Götze enorm wertvoll für die Eintracht
Mehr als zehn Jahre nach der goldenen Nacht von Rio, die Götzes Karriere nachhaltig beeinflusste, ist der Shootingstar von damals aber nicht nur ein anderer und reiferer Mensch. Götze hat sich auch fußballerisch komplett verändert. Das ganz große Versprechen, einmal besser als Lionel Messi zu werden, konnte er zwar nicht einlösen. Sein Wert für die Eintracht, die ihn nach schwierigen Jahren in Dortmund, beim FC Bayern und in Eindhoven zwischenzeitlich sogar zum Comeback in der DFB-Elf verhalf, ist aber nach wie vor immens.
Messbar und mit Zahlen belegbar ist dieser Wert allerdings nur selten. In Berlin schob Götze einen Ball in Thomas-Müller-Manier ins Tor und hatte damit entscheidenden Anteil am Punktgewinn, gegen Bremen malte Götze einen Ball in Mario-Götze-Manier ins Tor und sorgte damit für den wichtigen 1:0-Sieg. Dass Götze das Spielfeld als gefeierter Matchwinner verlässt, ist aber eher Ausnahme als Regel.
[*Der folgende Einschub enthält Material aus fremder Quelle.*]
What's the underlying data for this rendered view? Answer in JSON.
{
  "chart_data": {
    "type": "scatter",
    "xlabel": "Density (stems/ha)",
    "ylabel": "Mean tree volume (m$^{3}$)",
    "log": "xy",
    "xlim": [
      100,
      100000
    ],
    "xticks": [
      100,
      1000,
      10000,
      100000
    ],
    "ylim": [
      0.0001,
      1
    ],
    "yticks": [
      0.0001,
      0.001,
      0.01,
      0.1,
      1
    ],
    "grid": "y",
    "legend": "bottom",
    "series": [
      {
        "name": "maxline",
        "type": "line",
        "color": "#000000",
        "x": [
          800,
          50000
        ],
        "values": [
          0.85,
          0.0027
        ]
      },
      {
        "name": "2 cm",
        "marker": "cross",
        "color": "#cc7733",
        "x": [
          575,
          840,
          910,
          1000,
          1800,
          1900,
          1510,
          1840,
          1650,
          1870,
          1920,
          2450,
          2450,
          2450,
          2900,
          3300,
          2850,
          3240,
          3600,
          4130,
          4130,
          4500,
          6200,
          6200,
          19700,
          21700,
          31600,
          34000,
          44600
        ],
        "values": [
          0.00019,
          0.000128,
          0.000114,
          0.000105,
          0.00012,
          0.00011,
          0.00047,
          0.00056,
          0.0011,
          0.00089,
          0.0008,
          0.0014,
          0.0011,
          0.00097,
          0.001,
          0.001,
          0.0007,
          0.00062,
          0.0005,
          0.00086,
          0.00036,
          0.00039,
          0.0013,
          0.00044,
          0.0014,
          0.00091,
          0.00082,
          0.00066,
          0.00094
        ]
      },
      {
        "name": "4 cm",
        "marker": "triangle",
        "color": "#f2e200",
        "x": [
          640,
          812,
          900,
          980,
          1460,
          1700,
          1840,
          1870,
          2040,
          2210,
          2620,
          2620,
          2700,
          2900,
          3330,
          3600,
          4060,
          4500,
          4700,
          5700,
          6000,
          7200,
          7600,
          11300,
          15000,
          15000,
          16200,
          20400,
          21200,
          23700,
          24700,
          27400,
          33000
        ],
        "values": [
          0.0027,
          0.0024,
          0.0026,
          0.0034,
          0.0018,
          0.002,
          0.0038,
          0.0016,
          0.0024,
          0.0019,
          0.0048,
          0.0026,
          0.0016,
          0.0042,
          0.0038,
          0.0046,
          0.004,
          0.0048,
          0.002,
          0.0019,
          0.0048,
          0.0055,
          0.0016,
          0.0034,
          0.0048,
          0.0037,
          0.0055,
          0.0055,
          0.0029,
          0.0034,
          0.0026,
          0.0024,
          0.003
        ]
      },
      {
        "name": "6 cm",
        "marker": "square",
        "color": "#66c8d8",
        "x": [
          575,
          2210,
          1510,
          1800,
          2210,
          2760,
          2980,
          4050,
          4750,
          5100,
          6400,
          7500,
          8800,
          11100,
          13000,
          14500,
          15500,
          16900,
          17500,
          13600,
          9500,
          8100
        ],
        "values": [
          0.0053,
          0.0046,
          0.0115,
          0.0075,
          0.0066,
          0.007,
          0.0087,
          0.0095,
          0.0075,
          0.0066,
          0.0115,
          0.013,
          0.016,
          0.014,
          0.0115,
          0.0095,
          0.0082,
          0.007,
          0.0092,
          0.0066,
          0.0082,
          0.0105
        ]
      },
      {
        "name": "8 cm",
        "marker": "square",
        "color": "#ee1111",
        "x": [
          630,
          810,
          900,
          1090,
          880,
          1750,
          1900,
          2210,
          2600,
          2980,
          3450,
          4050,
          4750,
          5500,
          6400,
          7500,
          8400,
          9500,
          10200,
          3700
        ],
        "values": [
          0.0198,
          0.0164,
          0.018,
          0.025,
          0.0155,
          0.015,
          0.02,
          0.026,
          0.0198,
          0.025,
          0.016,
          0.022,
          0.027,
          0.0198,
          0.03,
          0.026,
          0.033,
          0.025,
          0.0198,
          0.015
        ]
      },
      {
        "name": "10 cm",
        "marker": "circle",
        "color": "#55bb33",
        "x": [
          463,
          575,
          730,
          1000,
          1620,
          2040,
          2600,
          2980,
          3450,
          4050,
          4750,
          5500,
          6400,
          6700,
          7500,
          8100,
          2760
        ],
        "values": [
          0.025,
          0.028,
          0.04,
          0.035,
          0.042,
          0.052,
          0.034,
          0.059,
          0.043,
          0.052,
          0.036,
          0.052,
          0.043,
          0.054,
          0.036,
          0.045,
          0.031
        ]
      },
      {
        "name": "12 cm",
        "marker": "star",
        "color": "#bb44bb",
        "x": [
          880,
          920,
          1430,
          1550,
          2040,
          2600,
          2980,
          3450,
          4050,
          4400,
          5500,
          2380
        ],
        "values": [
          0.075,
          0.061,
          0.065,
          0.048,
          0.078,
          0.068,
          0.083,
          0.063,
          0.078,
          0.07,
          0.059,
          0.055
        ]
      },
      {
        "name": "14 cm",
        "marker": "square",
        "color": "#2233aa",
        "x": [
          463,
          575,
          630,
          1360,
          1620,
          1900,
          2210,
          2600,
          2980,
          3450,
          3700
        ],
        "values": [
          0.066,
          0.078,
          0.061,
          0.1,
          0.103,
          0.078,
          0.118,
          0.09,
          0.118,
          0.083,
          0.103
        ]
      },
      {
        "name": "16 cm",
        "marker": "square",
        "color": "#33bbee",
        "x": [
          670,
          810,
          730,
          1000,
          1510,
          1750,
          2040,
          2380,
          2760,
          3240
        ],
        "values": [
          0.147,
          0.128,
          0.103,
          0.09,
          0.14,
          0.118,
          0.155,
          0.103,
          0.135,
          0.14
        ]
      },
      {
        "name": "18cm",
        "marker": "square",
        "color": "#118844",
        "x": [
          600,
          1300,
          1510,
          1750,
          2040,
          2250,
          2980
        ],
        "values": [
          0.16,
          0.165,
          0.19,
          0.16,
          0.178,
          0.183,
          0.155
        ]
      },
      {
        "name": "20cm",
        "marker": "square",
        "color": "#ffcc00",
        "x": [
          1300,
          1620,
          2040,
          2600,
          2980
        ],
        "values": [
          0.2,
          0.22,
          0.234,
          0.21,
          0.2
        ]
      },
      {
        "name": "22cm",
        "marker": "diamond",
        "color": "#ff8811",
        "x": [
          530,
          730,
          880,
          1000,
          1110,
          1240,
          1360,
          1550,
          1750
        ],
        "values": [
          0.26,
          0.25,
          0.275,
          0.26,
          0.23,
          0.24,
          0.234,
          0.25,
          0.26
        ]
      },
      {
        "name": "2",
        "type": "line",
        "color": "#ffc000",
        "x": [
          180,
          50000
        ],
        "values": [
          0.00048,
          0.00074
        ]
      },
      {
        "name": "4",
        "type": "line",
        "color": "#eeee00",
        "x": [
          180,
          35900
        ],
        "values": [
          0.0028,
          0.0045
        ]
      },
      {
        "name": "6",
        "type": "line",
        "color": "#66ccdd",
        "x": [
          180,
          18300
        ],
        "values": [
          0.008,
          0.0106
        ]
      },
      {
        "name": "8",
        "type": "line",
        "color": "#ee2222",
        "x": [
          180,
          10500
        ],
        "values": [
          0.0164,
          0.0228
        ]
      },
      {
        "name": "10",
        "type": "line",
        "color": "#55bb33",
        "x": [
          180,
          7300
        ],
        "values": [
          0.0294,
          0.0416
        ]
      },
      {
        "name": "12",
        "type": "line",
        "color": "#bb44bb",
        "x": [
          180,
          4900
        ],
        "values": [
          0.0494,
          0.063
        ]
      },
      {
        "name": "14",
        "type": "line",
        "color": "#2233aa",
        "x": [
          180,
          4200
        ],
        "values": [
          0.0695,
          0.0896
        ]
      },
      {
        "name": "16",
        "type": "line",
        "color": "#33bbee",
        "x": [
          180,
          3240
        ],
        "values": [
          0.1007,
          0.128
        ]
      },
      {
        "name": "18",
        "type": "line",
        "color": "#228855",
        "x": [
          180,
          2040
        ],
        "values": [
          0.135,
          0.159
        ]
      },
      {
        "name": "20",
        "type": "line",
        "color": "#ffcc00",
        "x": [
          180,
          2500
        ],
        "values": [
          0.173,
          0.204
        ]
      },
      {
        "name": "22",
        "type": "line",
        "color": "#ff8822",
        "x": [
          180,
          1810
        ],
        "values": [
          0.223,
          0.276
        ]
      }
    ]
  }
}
Tore, Vorlagen oder Paraden sind einfach spektakulärer als die Spielweise des Frankfurter Leistungsträgers.
Götze macht den Schweini
Doch was macht Götze so stark und für Trainer Dino Toppmöller fast schon unersetzbar? Der 66-malige Nationalspieler ist auch unter Druck anspielbar, er sieht und findet Räume, er hat dank seiner Technik und Übersicht auch in schwierigen Situationen fast immer eine Lösung. Götze, der in den Anfangsjahren seiner Karriere vor allem in Eins-gegen-Eins-Duellen brillierte und durch seine Tempo-Dribblings auffiel, ist inzwischen zu einem Strategen geworden.
Ähnlich wie Bastian Schweinsteiger beim FC Bayern und in der Nationalelf oder auch Jermaine Jones bei der Eintracht hat sich Götze von einem reinen Offensiv-Spieler zu einem Mittelfeldspieler zurückentwickelt. Früher falsche Neun, jetzt wirklich mittendrin. Schweinsteiger war in der Blütezeit seiner Karriere deutlich defensiver orientiert, Jones kam schon immer fast ausschließlich über den Kampf. Was alle drei eint: Sie halfen und helfen ihren Teams in erster Linie durch ihre Erfahrung. Erst ordnen, dann rennen.
Götze hat einfach Spaß
"Ich bin ja gefühlt der Opa her", scherzte der zweifache Vater angesichts der vielen Youngster um ihn herum am Samstagabend bei Sky. Von einem Rentner-Leben mit Pantoffeln und Ohrensessel ist Götze zwar noch sehr viele Jahre entfernt, auch die grauen Schweinsteiger-Haare sind noch nicht zu erkennen. Einen Hauch von großväterlicher Fürsorge verströmt er aber schon jetzt. Der 32-Jährige hilft auf dem Platz seinen Nebenleuten und macht so auch die jungen Wilden stärker. Götze hält anderen den Rücken frei und bietet gleichzeitig eine starke Schulter zum Anlehnen. "Er tut uns gut", sagte Ansgar Knauff. "Er gibt uns Halt", bestätigte Nnamdi Collins.
Götze, der natürlich auch weiterhin regelmäßig mit gezielt eingesetzten Hackentricks oder sehenswerten Ballannahmen für ein Raunen im Stadion sorgt, hat sich auf und neben dem Platz verändert und ist in neue Rollen gewachsen. Körperlich muss er den hohen Ansprüchen hin und wieder Tribut zollen, in den kommenden Englischen Wochen wird er sicher die eine oder andere Pause einlegen müssen. Da Götze die schönste Nebensache der Welt inzwischen aber offenbar auch als genau diese ansieht, ist seine zwischenzeitlich verlorengeglaubte Lockerheit früherer Tage zurück.
"Es macht extrem viel Spaß bei der Eintracht mit dieser Mannschaft", betonte er passend dazu. "Und darum geht es auch immer: um Fußball und darum, Spaß zu haben."